Be that as it may, this admirable affection for the democratic element bounding allies should not make us lose sight of NATO’s genuine function, i.e., as an interstate devise against external threats, and as a constraining structure geared towards circumscribing allies’ leeway and crystallizing power asymmetries existing among them. For the establishment and spread of ideas, values and beliefs that inform interstate institutions play a crucial role in assuring their maintenance and, consequently, the preeminent position of the dominant state that has created them. The promotion (if not the enforcement) of values is a pervasive strategy to protect the hegemon’s position and to smoothly enlarge its sphere of influence. In this regard, the fact that NATO has undergone a process of enlargement in peacetime should not be surprising. What might be surprising, rather, is that in the survey nobody mentioned, say, the protection of human rights as an answer to the question of why NATO still matters today.

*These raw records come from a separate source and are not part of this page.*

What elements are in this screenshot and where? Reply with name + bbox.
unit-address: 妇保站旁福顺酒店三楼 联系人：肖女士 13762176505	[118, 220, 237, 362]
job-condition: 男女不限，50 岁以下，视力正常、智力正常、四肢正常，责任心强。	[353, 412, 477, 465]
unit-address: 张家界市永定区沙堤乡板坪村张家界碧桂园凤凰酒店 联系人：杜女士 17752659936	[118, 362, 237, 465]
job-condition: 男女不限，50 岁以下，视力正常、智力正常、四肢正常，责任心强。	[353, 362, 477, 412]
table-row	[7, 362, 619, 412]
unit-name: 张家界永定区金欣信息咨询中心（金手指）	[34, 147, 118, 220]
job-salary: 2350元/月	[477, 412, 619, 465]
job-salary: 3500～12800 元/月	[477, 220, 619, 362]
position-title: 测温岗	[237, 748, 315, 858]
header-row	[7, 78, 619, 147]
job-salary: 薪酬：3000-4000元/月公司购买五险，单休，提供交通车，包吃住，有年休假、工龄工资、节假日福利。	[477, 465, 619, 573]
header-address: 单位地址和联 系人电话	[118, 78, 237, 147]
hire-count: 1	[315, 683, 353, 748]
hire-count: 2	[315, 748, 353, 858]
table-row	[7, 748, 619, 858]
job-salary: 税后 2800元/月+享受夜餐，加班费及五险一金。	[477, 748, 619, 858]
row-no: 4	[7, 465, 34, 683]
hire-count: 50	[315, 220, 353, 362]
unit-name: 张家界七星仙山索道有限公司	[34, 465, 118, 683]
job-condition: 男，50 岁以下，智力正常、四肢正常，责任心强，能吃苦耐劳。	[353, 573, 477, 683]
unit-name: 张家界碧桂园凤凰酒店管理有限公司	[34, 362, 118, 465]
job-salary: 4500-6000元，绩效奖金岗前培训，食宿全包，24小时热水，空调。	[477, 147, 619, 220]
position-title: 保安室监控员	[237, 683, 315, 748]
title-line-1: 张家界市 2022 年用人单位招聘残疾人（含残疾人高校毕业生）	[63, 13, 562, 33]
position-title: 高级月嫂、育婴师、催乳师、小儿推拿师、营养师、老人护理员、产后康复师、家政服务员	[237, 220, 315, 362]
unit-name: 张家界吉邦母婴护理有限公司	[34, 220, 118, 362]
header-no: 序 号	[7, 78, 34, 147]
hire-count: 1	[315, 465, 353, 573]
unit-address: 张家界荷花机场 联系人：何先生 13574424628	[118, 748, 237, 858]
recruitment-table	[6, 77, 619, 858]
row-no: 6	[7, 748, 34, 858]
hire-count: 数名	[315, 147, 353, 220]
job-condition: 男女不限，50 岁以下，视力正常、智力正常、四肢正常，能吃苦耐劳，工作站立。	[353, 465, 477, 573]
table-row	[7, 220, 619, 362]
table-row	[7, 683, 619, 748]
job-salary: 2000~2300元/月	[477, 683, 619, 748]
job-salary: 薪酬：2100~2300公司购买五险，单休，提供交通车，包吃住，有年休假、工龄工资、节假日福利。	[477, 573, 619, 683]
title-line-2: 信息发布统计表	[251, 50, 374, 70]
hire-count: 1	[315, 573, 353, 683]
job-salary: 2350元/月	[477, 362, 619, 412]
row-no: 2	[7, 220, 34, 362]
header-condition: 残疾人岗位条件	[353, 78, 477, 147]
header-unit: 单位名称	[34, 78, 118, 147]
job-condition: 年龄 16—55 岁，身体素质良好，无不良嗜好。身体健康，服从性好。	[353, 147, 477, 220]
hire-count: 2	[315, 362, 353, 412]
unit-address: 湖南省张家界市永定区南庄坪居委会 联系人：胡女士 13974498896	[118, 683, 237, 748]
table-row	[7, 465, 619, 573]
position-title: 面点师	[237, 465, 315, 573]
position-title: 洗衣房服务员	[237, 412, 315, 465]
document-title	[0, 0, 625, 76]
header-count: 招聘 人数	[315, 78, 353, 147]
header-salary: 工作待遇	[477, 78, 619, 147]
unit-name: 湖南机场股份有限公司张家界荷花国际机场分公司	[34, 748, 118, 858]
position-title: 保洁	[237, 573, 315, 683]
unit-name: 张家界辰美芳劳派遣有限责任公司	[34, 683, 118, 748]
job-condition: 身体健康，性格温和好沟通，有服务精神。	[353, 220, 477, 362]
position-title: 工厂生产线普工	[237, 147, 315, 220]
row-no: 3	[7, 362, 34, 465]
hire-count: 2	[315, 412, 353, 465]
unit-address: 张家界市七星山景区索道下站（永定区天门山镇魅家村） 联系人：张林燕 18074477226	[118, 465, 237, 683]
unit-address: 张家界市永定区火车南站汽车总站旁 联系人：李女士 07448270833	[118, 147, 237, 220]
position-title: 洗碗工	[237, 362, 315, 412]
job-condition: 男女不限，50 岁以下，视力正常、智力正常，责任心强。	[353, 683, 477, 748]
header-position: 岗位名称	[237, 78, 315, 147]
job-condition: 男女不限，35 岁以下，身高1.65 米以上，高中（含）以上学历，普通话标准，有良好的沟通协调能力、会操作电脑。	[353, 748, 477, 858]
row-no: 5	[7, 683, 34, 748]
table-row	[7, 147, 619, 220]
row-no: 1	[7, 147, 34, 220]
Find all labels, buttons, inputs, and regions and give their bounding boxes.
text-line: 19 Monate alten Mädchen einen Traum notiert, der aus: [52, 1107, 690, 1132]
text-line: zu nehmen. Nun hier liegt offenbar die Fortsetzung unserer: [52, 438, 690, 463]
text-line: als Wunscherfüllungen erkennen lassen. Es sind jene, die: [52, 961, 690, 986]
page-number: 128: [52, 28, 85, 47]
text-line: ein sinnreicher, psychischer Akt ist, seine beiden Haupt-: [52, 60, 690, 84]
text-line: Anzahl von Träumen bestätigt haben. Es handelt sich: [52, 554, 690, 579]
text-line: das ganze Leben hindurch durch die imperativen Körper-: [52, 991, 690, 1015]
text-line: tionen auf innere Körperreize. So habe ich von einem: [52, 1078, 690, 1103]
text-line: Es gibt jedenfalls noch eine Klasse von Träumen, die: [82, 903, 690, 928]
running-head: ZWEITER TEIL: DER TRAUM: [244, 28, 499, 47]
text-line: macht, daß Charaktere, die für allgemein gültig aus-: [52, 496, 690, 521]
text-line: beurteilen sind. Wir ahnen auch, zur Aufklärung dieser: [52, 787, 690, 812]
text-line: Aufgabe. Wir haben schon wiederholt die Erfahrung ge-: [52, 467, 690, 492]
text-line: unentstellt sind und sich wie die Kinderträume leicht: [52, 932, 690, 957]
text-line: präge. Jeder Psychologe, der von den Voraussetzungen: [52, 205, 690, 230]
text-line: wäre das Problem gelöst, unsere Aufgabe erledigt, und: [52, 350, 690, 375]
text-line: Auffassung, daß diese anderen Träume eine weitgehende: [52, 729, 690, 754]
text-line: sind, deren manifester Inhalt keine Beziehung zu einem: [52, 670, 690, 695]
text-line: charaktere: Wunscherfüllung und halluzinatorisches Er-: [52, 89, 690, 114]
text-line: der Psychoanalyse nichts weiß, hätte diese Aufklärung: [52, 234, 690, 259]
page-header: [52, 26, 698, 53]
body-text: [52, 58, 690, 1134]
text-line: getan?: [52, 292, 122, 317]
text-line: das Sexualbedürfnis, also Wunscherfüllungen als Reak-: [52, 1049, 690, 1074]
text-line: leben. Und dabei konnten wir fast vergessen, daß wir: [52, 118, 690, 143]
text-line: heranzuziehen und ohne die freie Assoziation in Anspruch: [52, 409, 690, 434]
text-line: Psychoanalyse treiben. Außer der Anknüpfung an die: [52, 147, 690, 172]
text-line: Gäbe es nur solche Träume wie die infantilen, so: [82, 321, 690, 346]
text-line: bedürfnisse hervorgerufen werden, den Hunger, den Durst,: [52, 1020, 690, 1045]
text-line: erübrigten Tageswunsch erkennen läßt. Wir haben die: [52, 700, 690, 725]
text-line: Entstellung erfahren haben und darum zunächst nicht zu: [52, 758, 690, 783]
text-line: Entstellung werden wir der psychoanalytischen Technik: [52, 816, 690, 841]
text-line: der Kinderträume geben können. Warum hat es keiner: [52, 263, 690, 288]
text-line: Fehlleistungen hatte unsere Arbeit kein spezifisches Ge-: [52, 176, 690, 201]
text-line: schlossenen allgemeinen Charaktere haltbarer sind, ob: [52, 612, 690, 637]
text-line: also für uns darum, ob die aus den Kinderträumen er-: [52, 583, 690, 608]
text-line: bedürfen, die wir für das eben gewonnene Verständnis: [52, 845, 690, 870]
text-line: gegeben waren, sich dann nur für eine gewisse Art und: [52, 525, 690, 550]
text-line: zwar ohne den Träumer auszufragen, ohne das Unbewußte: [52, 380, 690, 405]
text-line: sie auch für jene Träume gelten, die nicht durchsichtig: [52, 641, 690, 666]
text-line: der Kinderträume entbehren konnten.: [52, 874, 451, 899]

Values and ideas represent an indispensable component in the preservation of those power structures. To a certain extent, they create an ideological bond between parties involved in the same process, and, inevitably, draw a line of demarcation between who is an ally and who is not. After all, alliances are but formalizations of extant alignments. These considerations seem to find evidence in Transatlantic Trends’ outcomes: the absolute majority of people interviewed in Europe (58%) and the relative majority in the US (47%) prefer democracy in the Middle East even if a period of instability in the region were necessary to attain that. The fact that democracy trumps stability as a foreign policy goal might be symptomatic of a sharpening divide between democracy/non-democracy, with weaker states more prone to huddle up under the dominant states’ wings that exhibit a more assertive stance towards convoluted international issues.
Finally, and consequently, Europeans seem still to be hopelessly fond of American leadership. Both Europeans and Americans ward off the risk of Chinese/Asian leadership in the future, and renew their mutual interest in the preservation of cooperative and beneficial relations, despite the fact that Asian developments have been increasingly attracting the U.S.’s attention in recent years. It is worth underscoring, however, that, whereas China represents an economic threat rather than an opportunity to Europeans (46%) and Americans (62%), it also represents a military threat to the latter (49%), but not to the former. Hence, although the U.S.’s renewed drift toward the Pacific is often hailed as an unequivocal shift of its strategic national interests away from Europe, one should not overlook that the increased economic and commercial interdependence between the U.S. and China translates into greater mutual dependency, and thus vulnerability, for both parties.
Neither the United States nor the European Union can back out of the need to deal with emerging powers. Both parties face challenges and opportunities arising from the muting international landscape. On the one hand, the US can afford to be more selective and assertive in how it handles its partnerships by virtue of its advantage in relative power. Yet on the other hand, Europe has to adopt a more relaxed stance toward alignments owing to its weaker position and scope. Alliances thus portray a reliable map of relations of forces and power inequalities between allies. NATO, as a hegemonic alliance still representing the benchmark of transatlantic relations, serves as a good reminder of that fact.